Il premierato e l’autonomia differenziata hanno molti aspetti che non convincono. Servirebbe un progetto di interventi concreti che però non si sposa con il trionfalismo meloniano o leghista e, all’opposto, con appelli che delineano un’Italia con il Parlamento ridotto e portavoce del governo e il Presidente della Repubblica a un notaio, e non solo non conta più nulla nel mondo, ma si scompone in “staterelli preunitari” rassegnandosi ad una nuova era di “dominazioni straniere’’. Nessun percorso politico diventa concepibile, se ogni volta la protesta diventa un urlo di Munch, e se la profezia è la rapida trasformazione dell’Italia in un paese “senza contrappesi e controlli” e “un Arlecchino ripiegato su se stesso’’. Sul premierato, in realtà, ci sarebbe da lavorare sodo, per rendere il sistema più chiaro ed equilibrato. I punti oscuri sono ancora molti, e ne parla esaurientemente Stefano Ceccanti nell’intervista che accompagna questa analisi. Si può pensare a sistemi di ‘check and balance’ rispetto ai poteri del premier eletto dai cittadini. Agli stessi cittadini si possono dare più ampie facoltà di intervento, rivedendo il meccanismo dei referendum propositivi e abrogativi. Inoltre si possono immaginare forme più incisive di controllo delle attività di governo, di trasparenza e di accountability.

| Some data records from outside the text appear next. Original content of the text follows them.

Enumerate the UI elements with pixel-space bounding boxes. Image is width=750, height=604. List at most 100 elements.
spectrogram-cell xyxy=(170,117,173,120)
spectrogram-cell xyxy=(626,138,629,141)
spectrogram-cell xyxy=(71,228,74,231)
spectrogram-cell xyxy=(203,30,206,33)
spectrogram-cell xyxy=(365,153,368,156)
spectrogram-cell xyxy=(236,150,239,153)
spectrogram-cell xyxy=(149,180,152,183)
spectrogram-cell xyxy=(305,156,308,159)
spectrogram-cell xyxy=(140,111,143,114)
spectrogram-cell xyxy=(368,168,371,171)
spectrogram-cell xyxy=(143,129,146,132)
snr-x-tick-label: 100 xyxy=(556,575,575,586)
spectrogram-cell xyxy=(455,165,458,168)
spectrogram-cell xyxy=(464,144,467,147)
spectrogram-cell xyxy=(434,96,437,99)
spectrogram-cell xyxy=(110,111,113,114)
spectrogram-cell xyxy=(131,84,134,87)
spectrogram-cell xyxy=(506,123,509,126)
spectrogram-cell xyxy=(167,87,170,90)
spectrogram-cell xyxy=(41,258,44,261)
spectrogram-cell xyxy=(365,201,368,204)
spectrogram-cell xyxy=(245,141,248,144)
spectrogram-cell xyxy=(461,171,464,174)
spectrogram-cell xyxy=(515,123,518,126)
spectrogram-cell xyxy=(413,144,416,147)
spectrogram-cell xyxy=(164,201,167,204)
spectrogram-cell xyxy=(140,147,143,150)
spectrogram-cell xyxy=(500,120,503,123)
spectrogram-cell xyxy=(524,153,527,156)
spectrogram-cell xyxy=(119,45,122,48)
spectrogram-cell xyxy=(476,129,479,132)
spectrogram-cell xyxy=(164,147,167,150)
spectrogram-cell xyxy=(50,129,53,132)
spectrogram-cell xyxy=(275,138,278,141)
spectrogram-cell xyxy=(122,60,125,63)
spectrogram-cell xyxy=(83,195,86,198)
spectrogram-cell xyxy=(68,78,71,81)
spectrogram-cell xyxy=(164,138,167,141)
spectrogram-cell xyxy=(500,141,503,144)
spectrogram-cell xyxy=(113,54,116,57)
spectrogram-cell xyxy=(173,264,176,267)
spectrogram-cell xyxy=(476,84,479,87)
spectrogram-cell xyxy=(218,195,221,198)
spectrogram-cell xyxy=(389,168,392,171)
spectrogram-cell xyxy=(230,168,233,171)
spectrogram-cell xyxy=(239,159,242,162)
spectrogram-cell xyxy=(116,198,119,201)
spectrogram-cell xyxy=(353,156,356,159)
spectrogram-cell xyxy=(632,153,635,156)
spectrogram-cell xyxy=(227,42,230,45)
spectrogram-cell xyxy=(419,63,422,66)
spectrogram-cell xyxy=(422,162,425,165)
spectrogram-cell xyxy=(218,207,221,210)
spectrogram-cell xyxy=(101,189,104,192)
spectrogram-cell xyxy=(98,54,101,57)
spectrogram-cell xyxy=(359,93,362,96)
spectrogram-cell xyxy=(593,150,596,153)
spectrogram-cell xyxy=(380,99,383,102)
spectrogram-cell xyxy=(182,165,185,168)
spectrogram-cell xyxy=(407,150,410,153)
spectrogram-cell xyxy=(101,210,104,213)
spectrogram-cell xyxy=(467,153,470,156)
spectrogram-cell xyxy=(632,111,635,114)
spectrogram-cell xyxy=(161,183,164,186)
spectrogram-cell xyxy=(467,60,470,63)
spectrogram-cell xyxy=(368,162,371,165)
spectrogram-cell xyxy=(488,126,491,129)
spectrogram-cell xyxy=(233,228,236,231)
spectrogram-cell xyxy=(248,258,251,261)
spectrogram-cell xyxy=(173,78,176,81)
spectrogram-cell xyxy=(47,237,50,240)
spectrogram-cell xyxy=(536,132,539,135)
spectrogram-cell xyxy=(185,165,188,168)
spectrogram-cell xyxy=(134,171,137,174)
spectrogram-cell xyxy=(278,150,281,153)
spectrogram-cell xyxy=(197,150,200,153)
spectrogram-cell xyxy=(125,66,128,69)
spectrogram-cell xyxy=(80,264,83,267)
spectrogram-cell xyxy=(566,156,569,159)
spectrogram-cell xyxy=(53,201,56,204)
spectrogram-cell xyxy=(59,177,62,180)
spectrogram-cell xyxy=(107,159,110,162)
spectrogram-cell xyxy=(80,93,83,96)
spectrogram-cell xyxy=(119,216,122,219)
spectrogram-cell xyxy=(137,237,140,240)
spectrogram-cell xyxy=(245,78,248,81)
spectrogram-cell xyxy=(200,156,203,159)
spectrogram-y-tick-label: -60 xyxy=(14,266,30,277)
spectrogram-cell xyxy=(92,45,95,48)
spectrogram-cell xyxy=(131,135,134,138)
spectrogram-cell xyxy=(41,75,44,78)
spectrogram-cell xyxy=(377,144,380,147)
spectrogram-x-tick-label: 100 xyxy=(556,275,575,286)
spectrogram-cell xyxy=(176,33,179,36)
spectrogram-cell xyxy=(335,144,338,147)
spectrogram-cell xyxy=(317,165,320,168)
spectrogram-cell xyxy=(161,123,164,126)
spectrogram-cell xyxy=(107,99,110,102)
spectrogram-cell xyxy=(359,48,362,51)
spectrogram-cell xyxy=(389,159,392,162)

Sull’autonomia differenziata, è fin troppo facile ricordare agli appellanti che l’origine di ogni ripensamento dell’impianto costituzionale è nella famosa Riforma del Titolo V della Costituzione del 2001. Un pacchetto di norme con cui si decentralizzarono numerose competenze alle regioni. Ma la vera novità fu la modifica dell’articolo 116, con cui si sancì che le Regioni ordinarie potessero richiedere ‘’ulteriori forme e condizioni particolari di autonomia’’. In quel caso non si levarono alte grida. Forse perché l’autonomismo regionale può essere letto anche in termini di maggiori responsabilità, creando una corrispondenza diretta fra entrate e azioni amministrative? Forse perché la lotta al centralismo statale ha le sue ragioni? No. Semplicemente perché al governo c’era la sinistra. Scrivere appelli o cantare in aula l’inno di Mameli ti riempie il cuore.

Cosi come è commovente fare proclami sul popolo contrapposto al palazzo o sul sogno del nonno di Calderoli che si realizza. Ma la realtà è un po’ più prosaica: queste riforme andrebbero condivise, perché così funziona una democrazia matura. I tempi della loro attuazione non per caso sono sufficientemente lunghi. Il premierato va inserito in un nuovo quadro istituzionale tutto da definire, e la concessione di ‘’una o più forme di autonomia’’ è subordinata alla fissazione dei Lep (livelli essenziali delle prestazioni). Sono questi i criteri che contano per la vita dei cittadini, perché stabiliscono quali sono gli standard delle prestazioni pubbliche da cui dipende la qualità della loro vita. Su tali punti che dovrebbe intervenire la grande assente di questa interminabile stagione di demagogie a confronto, cioè la politica. Invece, sembra che la risposta sarà il referendum: un’altra volta bianco contro nero, guelfi contro ghibellini, Inter contro Juventus. Un’altra volta ‘si’ contro ‘no’.